The foundation, a longtime benefactor of the BSO, will match any new gift of $5,000 or more. In addition, contributors in the $2,500-$4,999 group who double their donation in the present fiscal year will also have their gifts matched.

According to the Baltimore Sun, BSO officials have said this may be the first unrestricted challenge grant in the orchestra's 91-year history. The orchestra will have until the end of the 2007-08 season to match the Meyerhoff donation.

Marin Alsop will become the first woman to lead a top-tier American orchestra when she officially begins her tenure as music director of the BSO at the beginning of the 2007-08 season.

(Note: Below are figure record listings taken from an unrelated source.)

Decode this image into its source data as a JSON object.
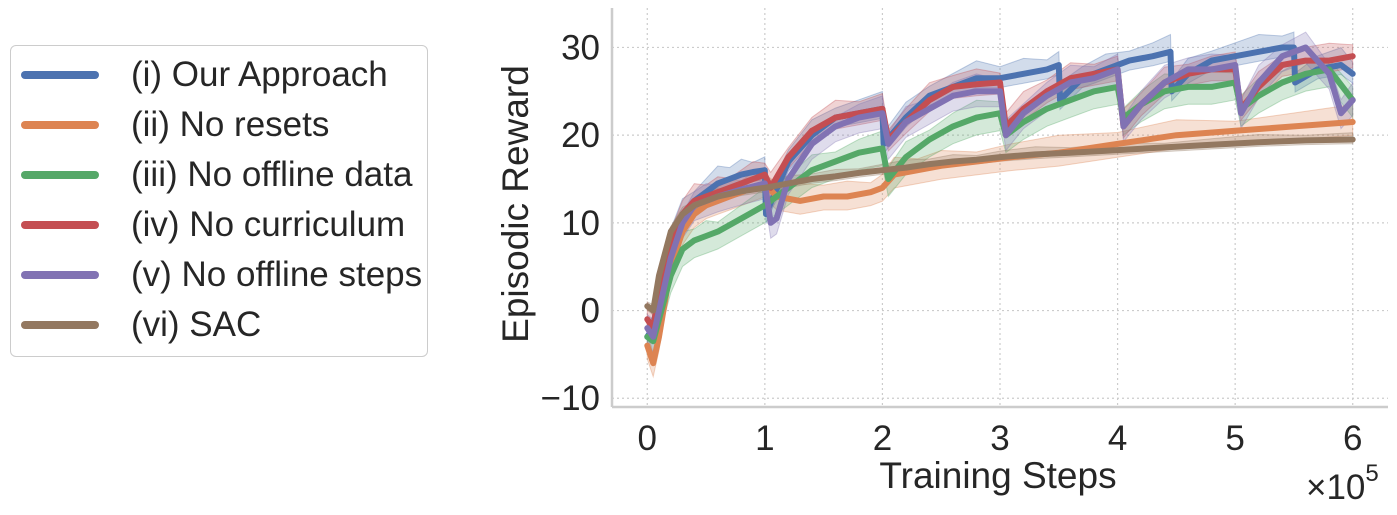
{
  "chart_data": {
    "type": "line",
    "xlabel": "Training Steps",
    "ylabel": "Episodic Reward",
    "x_multiplier_label": "×10",
    "x_multiplier_exp": "5",
    "xlim": [
      -0.3,
      6.3
    ],
    "ylim": [
      -11,
      34.5
    ],
    "xticks": [
      0,
      1,
      2,
      3,
      4,
      5,
      6
    ],
    "xtick_labels": [
      "0",
      "1",
      "2",
      "3",
      "4",
      "5",
      "6"
    ],
    "yticks": [
      -10,
      0,
      10,
      20,
      30
    ],
    "ytick_labels": [
      "−10",
      "0",
      "10",
      "20",
      "30"
    ],
    "grid": true,
    "legend_position": "left-outside",
    "series": [
      {
        "name": "(i) Our Approach",
        "color": "#4c72b0",
        "x": [
          0,
          0.05,
          0.1,
          0.2,
          0.3,
          0.4,
          0.5,
          0.6,
          0.7,
          0.8,
          0.9,
          1.0,
          1.01,
          1.2,
          1.4,
          1.6,
          1.8,
          2.0,
          2.01,
          2.2,
          2.4,
          2.6,
          2.8,
          3.0,
          3.2,
          3.4,
          3.5,
          3.51,
          3.7,
          3.9,
          4.1,
          4.3,
          4.45,
          4.46,
          4.6,
          4.8,
          5.0,
          5.2,
          5.4,
          5.5,
          5.51,
          5.7,
          5.9,
          6.0
        ],
        "y": [
          -3,
          -2,
          2,
          8,
          11,
          12.5,
          13.5,
          14.5,
          15,
          15.5,
          15.8,
          16,
          11,
          17,
          20,
          22,
          22.5,
          23,
          19,
          22,
          24.5,
          25.5,
          26.5,
          26.5,
          27,
          27.5,
          28,
          24,
          26.5,
          27.5,
          28.5,
          29,
          29.5,
          25,
          27,
          28.5,
          29,
          29.5,
          30,
          30,
          26,
          27.5,
          28,
          27
        ]
      },
      {
        "name": "(ii) No resets",
        "color": "#dd8452",
        "x": [
          0,
          0.05,
          0.1,
          0.2,
          0.3,
          0.4,
          0.5,
          0.6,
          0.7,
          0.8,
          0.9,
          1.0,
          1.1,
          1.3,
          1.5,
          1.7,
          1.9,
          2.0,
          2.1,
          2.3,
          2.5,
          2.8,
          3.1,
          3.5,
          4.0,
          4.5,
          5.0,
          5.5,
          6.0
        ],
        "y": [
          -4,
          -6,
          -3,
          5,
          9,
          11,
          12,
          12.5,
          13,
          13.5,
          14,
          14.5,
          13,
          12.5,
          13,
          13,
          13.5,
          14,
          15.5,
          16,
          16.5,
          17,
          17.5,
          18,
          19,
          20,
          20.5,
          21,
          21.5
        ]
      },
      {
        "name": "(iii) No offline data",
        "color": "#55a868",
        "x": [
          0,
          0.05,
          0.1,
          0.2,
          0.3,
          0.4,
          0.5,
          0.6,
          0.8,
          1.0,
          1.2,
          1.4,
          1.6,
          1.8,
          2.0,
          2.05,
          2.2,
          2.4,
          2.6,
          2.8,
          3.0,
          3.05,
          3.2,
          3.4,
          3.6,
          3.8,
          4.0,
          4.05,
          4.2,
          4.4,
          4.6,
          4.8,
          5.0,
          5.05,
          5.2,
          5.4,
          5.6,
          5.8,
          6.0
        ],
        "y": [
          -3,
          -3.5,
          -1,
          4,
          7,
          8,
          8.5,
          9,
          10.5,
          12,
          14,
          16,
          17,
          18,
          18.5,
          15,
          17.5,
          19.5,
          21,
          22,
          22.5,
          20,
          21.5,
          23,
          24,
          25,
          25.5,
          22,
          23.5,
          25,
          25.5,
          25.5,
          26,
          23,
          24.5,
          26,
          27,
          27.5,
          24
        ]
      },
      {
        "name": "(iv) No curriculum",
        "color": "#c44e52",
        "x": [
          0,
          0.05,
          0.1,
          0.2,
          0.3,
          0.4,
          0.5,
          0.6,
          0.7,
          0.8,
          0.9,
          1.0,
          1.05,
          1.2,
          1.4,
          1.6,
          1.8,
          2.0,
          2.05,
          2.2,
          2.4,
          2.6,
          2.8,
          3.0,
          3.05,
          3.2,
          3.4,
          3.6,
          3.8,
          4.0,
          4.05,
          4.2,
          4.4,
          4.6,
          4.8,
          5.0,
          5.05,
          5.2,
          5.4,
          5.6,
          5.8,
          6.0
        ],
        "y": [
          -1,
          -2,
          2,
          8,
          11,
          12.5,
          13,
          13.5,
          14,
          14.5,
          15,
          15.5,
          14,
          17.5,
          20.5,
          22,
          22.5,
          23,
          19.5,
          21.5,
          24,
          25.5,
          25.8,
          26,
          21,
          23,
          25,
          26.5,
          27,
          27.5,
          21,
          23.5,
          26,
          27,
          27.5,
          27.5,
          23,
          25.5,
          28,
          28.5,
          28.5,
          29
        ]
      },
      {
        "name": "(v) No offline steps",
        "color": "#8172b3",
        "x": [
          0,
          0.05,
          0.1,
          0.2,
          0.3,
          0.4,
          0.5,
          0.6,
          0.8,
          1.0,
          1.05,
          1.1,
          1.2,
          1.4,
          1.6,
          1.8,
          2.0,
          2.05,
          2.2,
          2.4,
          2.6,
          2.8,
          3.0,
          3.05,
          3.2,
          3.4,
          3.6,
          3.8,
          4.0,
          4.05,
          4.2,
          4.4,
          4.6,
          4.8,
          5.0,
          5.05,
          5.2,
          5.4,
          5.6,
          5.8,
          5.9,
          6.0
        ],
        "y": [
          -2,
          -3,
          0,
          6,
          10,
          12,
          12.5,
          13,
          13.8,
          14.5,
          10,
          10.5,
          15,
          19,
          21,
          22,
          22.5,
          19,
          21.5,
          23,
          24.5,
          25,
          25,
          20,
          22.5,
          24.5,
          26,
          26.5,
          27.5,
          21,
          23.5,
          26,
          27.5,
          27.5,
          28,
          22.5,
          26,
          29,
          30,
          27,
          22.5,
          24
        ]
      },
      {
        "name": "(vi) SAC",
        "color": "#937860",
        "x": [
          0,
          0.05,
          0.1,
          0.2,
          0.3,
          0.4,
          0.5,
          0.6,
          0.7,
          0.8,
          0.9,
          1.0,
          1.2,
          1.4,
          1.6,
          1.8,
          2.0,
          2.2,
          2.4,
          2.6,
          2.8,
          3.0,
          3.3,
          3.6,
          4.0,
          4.4,
          4.8,
          5.2,
          5.6,
          6.0
        ],
        "y": [
          0.5,
          0,
          4,
          9,
          11,
          12,
          12.5,
          13,
          13.3,
          13.6,
          13.8,
          14,
          14.5,
          15,
          15.3,
          15.7,
          16,
          16.3,
          16.7,
          17,
          17.2,
          17.5,
          17.8,
          18,
          18.3,
          18.6,
          18.9,
          19.2,
          19.4,
          19.5
        ]
      }
    ]
  }
}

Terry Meyerhoff Rubenstein, executive vice president of the Family Charitable Funds, said, "As a family we recognize that with the arrival of Marin Alsop and a new leadership team in place, the BSO is writing its own success story and is now poised to push the artistic limits like no other time its history."

The grant is good news for the BSO, which has had a tumultuous few years on administrative and budgetary fronts. Alsop's appointment in 2005 was met with hostility from the musicians. In January this year, James Glicker, the orchestra's CEO since mid 2004, stepped down. He was temporarily replaced by interim president W. Gar Richlin and succeeded, in September, by Paul Meecham as BSO president and CEO. In June, board chairman Philip English stepped down after a three-year term and was replaced by Michael Bronfein.

In March, the orchestra cashed in part of its endowment after years of budget problems left a deficit of almost $16 million. According to the Sun, the BSO's board of directors put aside $27.5 million of a $90 million endowment to eliminate the debt and fiscally support the current season.